Roles of polyadenylation and nucleolytic cleavage in the filamentous phage mRNA processing and decay pathways in Escherichia coli

Abstract

To define basic features of mRNA processing and decay in Escherichia coli, we have examined a set of mRNAs encoded by the filamentous phage f1 that have structures typical of bacterial mRNAs. They bear a stable hairpin stem-loop on the 3′ end left from rho-independent termination and are known to undergo processing by RNase E. A small percentage of the f1 mRNAs were found to bear poly(A) tails that were attached to heterogeneous positions near the common 3′ end. In a poly(A) polymerase-deficient host, the later-appearing processed mRNAs were stabilized, and a novel small RNA accumulated. This ∼125-nt RNA proved to arise via RNase E cleavage from the 3′-terminal region of the mRNAs bearing the terminator. Normally ribosomes translating gene VIII appear to protect this cleavage site from RNase E, so that release of the fragment from the mRNAs occurs very slowly. The data presented define additional steps in the f1 mRNA processing and decay pathways and clarify how features of the pathways are used in establishing and maintaining the persistent filamentous phage infection.
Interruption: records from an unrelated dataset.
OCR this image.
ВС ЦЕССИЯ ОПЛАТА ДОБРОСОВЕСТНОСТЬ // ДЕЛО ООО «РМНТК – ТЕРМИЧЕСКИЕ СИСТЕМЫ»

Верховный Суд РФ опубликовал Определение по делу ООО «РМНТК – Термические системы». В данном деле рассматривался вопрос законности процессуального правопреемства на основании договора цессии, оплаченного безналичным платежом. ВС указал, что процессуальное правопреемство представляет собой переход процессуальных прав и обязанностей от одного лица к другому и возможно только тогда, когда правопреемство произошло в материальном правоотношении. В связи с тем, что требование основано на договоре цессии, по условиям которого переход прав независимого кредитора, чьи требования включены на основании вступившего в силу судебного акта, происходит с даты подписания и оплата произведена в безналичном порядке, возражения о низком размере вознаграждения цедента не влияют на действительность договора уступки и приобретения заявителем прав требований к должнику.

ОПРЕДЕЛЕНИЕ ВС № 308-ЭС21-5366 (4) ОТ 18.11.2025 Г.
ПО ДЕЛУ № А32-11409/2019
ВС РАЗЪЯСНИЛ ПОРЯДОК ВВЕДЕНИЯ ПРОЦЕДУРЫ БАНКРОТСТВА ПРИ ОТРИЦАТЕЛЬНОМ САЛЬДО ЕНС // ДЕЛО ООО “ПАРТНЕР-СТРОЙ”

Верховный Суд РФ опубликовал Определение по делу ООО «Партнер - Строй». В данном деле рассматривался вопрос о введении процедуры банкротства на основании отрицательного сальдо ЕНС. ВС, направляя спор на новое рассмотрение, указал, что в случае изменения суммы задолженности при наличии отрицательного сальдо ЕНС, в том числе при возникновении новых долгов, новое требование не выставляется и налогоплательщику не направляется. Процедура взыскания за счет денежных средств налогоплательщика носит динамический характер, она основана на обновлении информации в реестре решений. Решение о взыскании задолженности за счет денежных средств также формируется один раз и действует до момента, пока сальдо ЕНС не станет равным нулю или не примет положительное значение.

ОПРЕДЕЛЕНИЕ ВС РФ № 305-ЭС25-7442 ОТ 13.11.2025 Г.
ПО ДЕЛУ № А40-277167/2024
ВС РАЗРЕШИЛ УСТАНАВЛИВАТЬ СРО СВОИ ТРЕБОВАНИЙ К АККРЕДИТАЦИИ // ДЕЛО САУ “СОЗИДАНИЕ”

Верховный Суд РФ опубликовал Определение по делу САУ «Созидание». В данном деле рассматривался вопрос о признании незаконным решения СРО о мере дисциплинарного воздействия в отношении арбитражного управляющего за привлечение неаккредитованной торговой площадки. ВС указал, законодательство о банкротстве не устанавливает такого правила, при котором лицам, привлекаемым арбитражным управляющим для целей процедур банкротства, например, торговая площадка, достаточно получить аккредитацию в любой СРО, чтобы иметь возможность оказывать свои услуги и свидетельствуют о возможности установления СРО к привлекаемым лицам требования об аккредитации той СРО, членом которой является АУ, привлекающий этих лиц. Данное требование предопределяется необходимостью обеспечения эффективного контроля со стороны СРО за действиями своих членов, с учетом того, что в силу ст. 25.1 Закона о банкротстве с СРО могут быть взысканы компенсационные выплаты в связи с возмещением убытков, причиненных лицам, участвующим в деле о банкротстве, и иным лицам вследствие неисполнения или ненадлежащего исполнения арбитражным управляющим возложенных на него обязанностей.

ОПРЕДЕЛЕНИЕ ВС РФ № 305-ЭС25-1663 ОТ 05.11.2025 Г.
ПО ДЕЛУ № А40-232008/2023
Although the primary mode of decay is endonucleolytic cleavage generating a characteristic 5′ [right arrow] 3′ wave of products, polyadenylation is involved in part in degradation of the processed mRNAs and is required for turnover of the 125-nt mRNA fragment. The results place polyadenylation at a later rather than an initiating step of decay. They also provide a clear illustration of how stably structured RNA 3′ ends act as barriers to 3′ [right arrow] 5′ exonucleolytic mRNA decay.